Görüntü yönetmeni, kurgu kusursuz.
Türk bayraklı uçaklar, SİHA’lar, “polis” yazan helikopterler gözden zihne girmek için iyi düşünülmüş.
Madem algı yönetimine hizmet eden bir dizi yapıldı, konu alanıma girdiği için birkaç öneride bulunmam lazım;
Bir, jenerikte “Teşkilât yazı grubu” yazdığına göre diziye özel bir yazı grubu oluşturulmuş.
Yazar arkadaşlar akışa ayırdıkları dikkati diyaloglara da ayırmalılar. Mevcut haliyle diyaloglar ilkokul müsameresi tadında.
İki, böyle bir dizi için psikolog, iletişimci gibi kesimlerden bir ön izleyici ekibi oluşturulması gerekirdi.
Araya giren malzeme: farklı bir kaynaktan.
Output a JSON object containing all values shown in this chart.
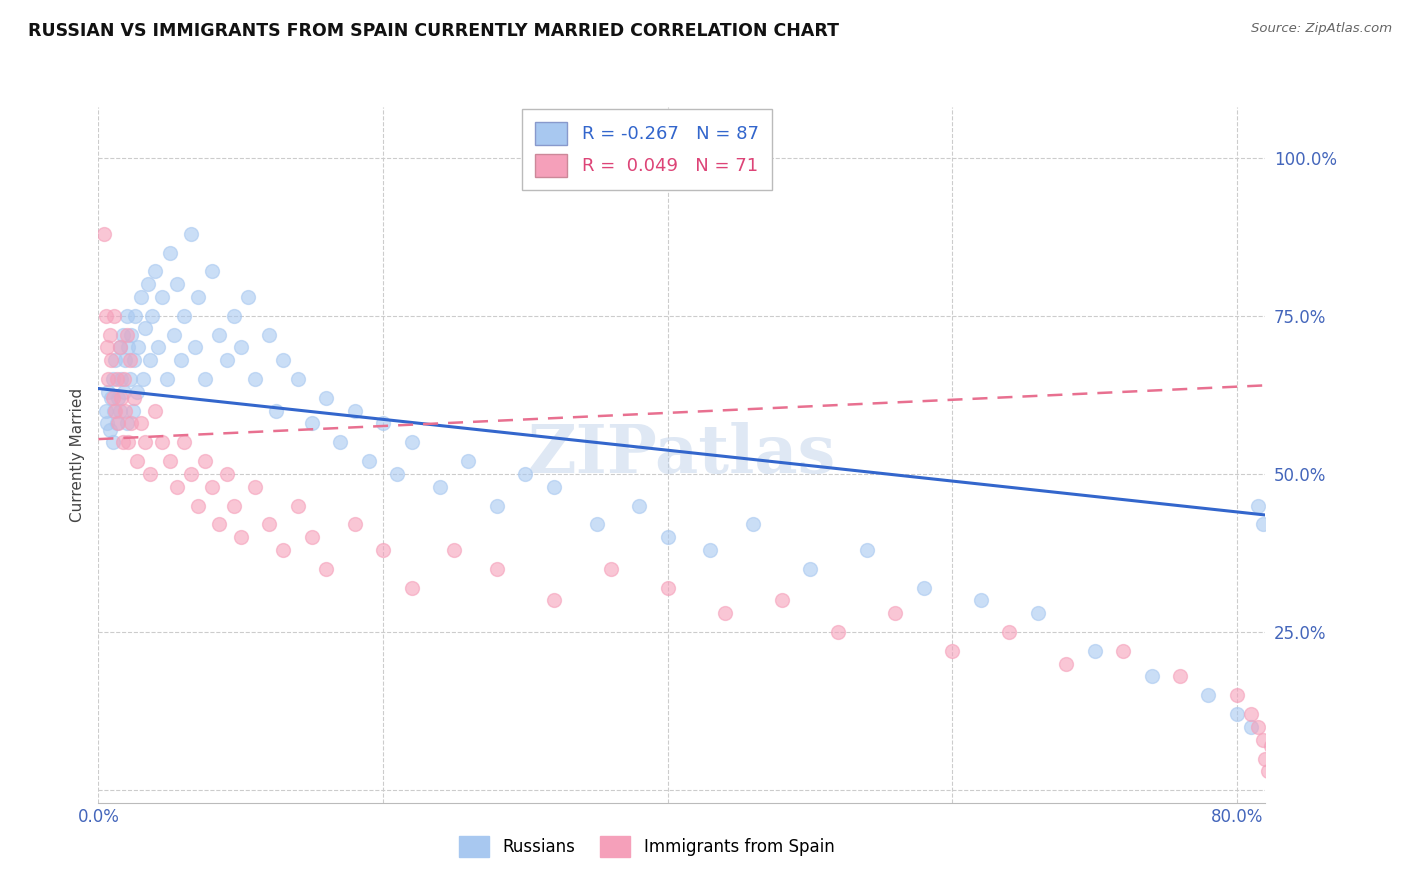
{
  "title": "RUSSIAN VS IMMIGRANTS FROM SPAIN CURRENTLY MARRIED CORRELATION CHART",
  "source": "Source: ZipAtlas.com",
  "ylabel": "Currently Married",
  "legend_labels": [
    "Russians",
    "Immigrants from Spain"
  ],
  "xlim": [
    0.0,
    0.82
  ],
  "ylim": [
    -0.02,
    1.08
  ],
  "x_ticks": [
    0.0,
    0.2,
    0.4,
    0.6,
    0.8
  ],
  "x_tick_labels": [
    "0.0%",
    "",
    "",
    "",
    "80.0%"
  ],
  "y_ticks": [
    0.0,
    0.25,
    0.5,
    0.75,
    1.0
  ],
  "y_tick_labels_right": [
    "",
    "25.0%",
    "50.0%",
    "75.0%",
    "100.0%"
  ],
  "russian_color": "#A8C8F0",
  "spain_color": "#F5A0BA",
  "russian_line_color": "#3366CC",
  "spain_line_color": "#E87090",
  "watermark": "ZIPatlas",
  "russians_x": [
    0.005,
    0.006,
    0.007,
    0.008,
    0.009,
    0.01,
    0.01,
    0.011,
    0.012,
    0.013,
    0.014,
    0.015,
    0.015,
    0.016,
    0.017,
    0.018,
    0.019,
    0.02,
    0.02,
    0.021,
    0.022,
    0.023,
    0.024,
    0.025,
    0.026,
    0.027,
    0.028,
    0.03,
    0.031,
    0.033,
    0.035,
    0.036,
    0.038,
    0.04,
    0.042,
    0.045,
    0.048,
    0.05,
    0.053,
    0.055,
    0.058,
    0.06,
    0.065,
    0.068,
    0.07,
    0.075,
    0.08,
    0.085,
    0.09,
    0.095,
    0.1,
    0.105,
    0.11,
    0.12,
    0.125,
    0.13,
    0.14,
    0.15,
    0.16,
    0.17,
    0.18,
    0.19,
    0.2,
    0.21,
    0.22,
    0.24,
    0.26,
    0.28,
    0.3,
    0.32,
    0.35,
    0.38,
    0.4,
    0.43,
    0.46,
    0.5,
    0.54,
    0.58,
    0.62,
    0.66,
    0.7,
    0.74,
    0.78,
    0.8,
    0.81,
    0.815,
    0.818
  ],
  "russians_y": [
    0.6,
    0.58,
    0.63,
    0.57,
    0.62,
    0.65,
    0.55,
    0.6,
    0.68,
    0.58,
    0.62,
    0.7,
    0.6,
    0.65,
    0.72,
    0.63,
    0.68,
    0.75,
    0.58,
    0.7,
    0.65,
    0.72,
    0.6,
    0.68,
    0.75,
    0.63,
    0.7,
    0.78,
    0.65,
    0.73,
    0.8,
    0.68,
    0.75,
    0.82,
    0.7,
    0.78,
    0.65,
    0.85,
    0.72,
    0.8,
    0.68,
    0.75,
    0.88,
    0.7,
    0.78,
    0.65,
    0.82,
    0.72,
    0.68,
    0.75,
    0.7,
    0.78,
    0.65,
    0.72,
    0.6,
    0.68,
    0.65,
    0.58,
    0.62,
    0.55,
    0.6,
    0.52,
    0.58,
    0.5,
    0.55,
    0.48,
    0.52,
    0.45,
    0.5,
    0.48,
    0.42,
    0.45,
    0.4,
    0.38,
    0.42,
    0.35,
    0.38,
    0.32,
    0.3,
    0.28,
    0.22,
    0.18,
    0.15,
    0.12,
    0.1,
    0.45,
    0.42
  ],
  "spain_x": [
    0.004,
    0.005,
    0.006,
    0.007,
    0.008,
    0.009,
    0.01,
    0.011,
    0.012,
    0.013,
    0.014,
    0.015,
    0.016,
    0.017,
    0.018,
    0.019,
    0.02,
    0.021,
    0.022,
    0.023,
    0.025,
    0.027,
    0.03,
    0.033,
    0.036,
    0.04,
    0.045,
    0.05,
    0.055,
    0.06,
    0.065,
    0.07,
    0.075,
    0.08,
    0.085,
    0.09,
    0.095,
    0.1,
    0.11,
    0.12,
    0.13,
    0.14,
    0.15,
    0.16,
    0.18,
    0.2,
    0.22,
    0.25,
    0.28,
    0.32,
    0.36,
    0.4,
    0.44,
    0.48,
    0.52,
    0.56,
    0.6,
    0.64,
    0.68,
    0.72,
    0.76,
    0.8,
    0.81,
    0.815,
    0.818,
    0.82,
    0.822,
    0.824,
    0.826,
    0.828,
    0.83
  ],
  "spain_y": [
    0.88,
    0.75,
    0.7,
    0.65,
    0.72,
    0.68,
    0.62,
    0.75,
    0.6,
    0.65,
    0.58,
    0.7,
    0.62,
    0.55,
    0.65,
    0.6,
    0.72,
    0.55,
    0.68,
    0.58,
    0.62,
    0.52,
    0.58,
    0.55,
    0.5,
    0.6,
    0.55,
    0.52,
    0.48,
    0.55,
    0.5,
    0.45,
    0.52,
    0.48,
    0.42,
    0.5,
    0.45,
    0.4,
    0.48,
    0.42,
    0.38,
    0.45,
    0.4,
    0.35,
    0.42,
    0.38,
    0.32,
    0.38,
    0.35,
    0.3,
    0.35,
    0.32,
    0.28,
    0.3,
    0.25,
    0.28,
    0.22,
    0.25,
    0.2,
    0.22,
    0.18,
    0.15,
    0.12,
    0.1,
    0.08,
    0.05,
    0.03,
    0.07,
    0.04,
    0.02,
    0.06
  ]
}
Sen, ben, bizim oğlan arasında olmaz bu işler.
Üç, “Türklük” vurgusu dikkat çekiyor ama algıda MİT’e pozitif yön bekleniyorsa, daha evrensel kavramlar da öne çıkmalı, aksi halde kendin pişir kendin ye gibi olur.
Dört, dizinin başında Mesut Akusta’nın seslendirdiği metin çok uzun, etkiyi düşürüyor.
Anılarına dizi çekilen kahramanların isimlerini sıralayıp, “Bazı kahramanlar vardır, ölmeden ölürler” (sanırım böyleydi) kısmı yeterliydi, uzatmak gereksiz olmuş.
Beş, düşman sembolü logo üzerinde yeterince durulmamış.
Bu haliyle de izlenir elbet ama daha iyisi neden olmasın?"